Despite the final score (15-4) I watched the entire Tribe game last night full of anxiety, which is just the way I like it. Let’s be honest, the Cleveland Indians are not the Detroit Tigers. We do not have a roster capable of winning wire to wire. In truth, we have a team that – barring an injury or explosion – should play .500 ball most of the year.
Watching the 2014 Indians is like eating a box of Cracker Jacks, they are a sweet treat and there is a surprise in every game. One night it’s a homer from Santana, the next night it’s a shutdown performance from Corey Kluber… you never know. It is an edge of the seat, nail-biting, hair-pulling, roller coaster ride from the first pitch to the last.
So how does a team like that make it into the postseason?
Well, that’s where my string theory comes into play.
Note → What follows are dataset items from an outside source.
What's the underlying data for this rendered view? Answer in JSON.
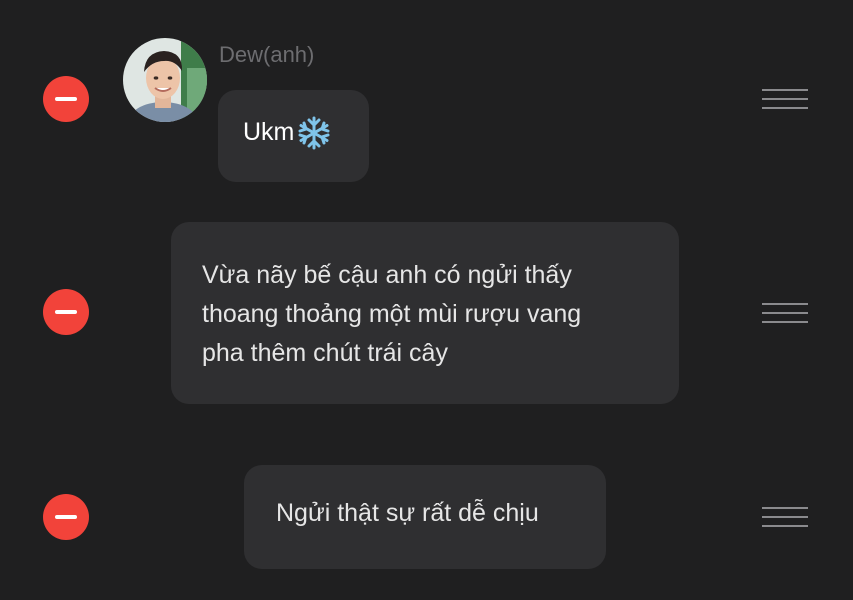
{
  "sender": {
    "name": "Dew(anh)"
  },
  "messages": [
    {
      "text": "Ukm",
      "emoji": "snowflake-icon"
    },
    {
      "lines": [
        "Vừa nãy bế cậu anh có ngửi thấy",
        "thoang thoảng một mùi rượu vang",
        "pha thêm chút trái cây"
      ]
    },
    {
      "text": "Ngửi thật sự rất dễ chịu"
    }
  ],
  "colors": {
    "background": "#1f1f20",
    "bubble": "#2f2f31",
    "remove": "#f2433a",
    "handle": "#8a8a8d",
    "snowflake": "#7fc4ea"
  }
}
To paraphrase the great string theorist and physicist Brian Greene (as well as Stephen Hawking), string theory is a step towards the correct fundamental description of nature (don’t ask).
As it relates to my Indians, it goes something like this: The only way for a .500 team to separate itself from its competitive environment and catapult itself to a top position in the hierarchy of the AL Central is to put together a string of no less than 10 consecutive wins (preferably 15) at some point just prior or immediately following the All-Star game. Once the team completes this run, it can continue to play .500 ball and secure a divisional or wild card spot.
It is this innocent and almost unnoticeable string that makes the difference between 80-82 wins and 94… and gets us to the World Series.
19 down, 75 to go. Welcome to the 11th dimension of our elegant universe.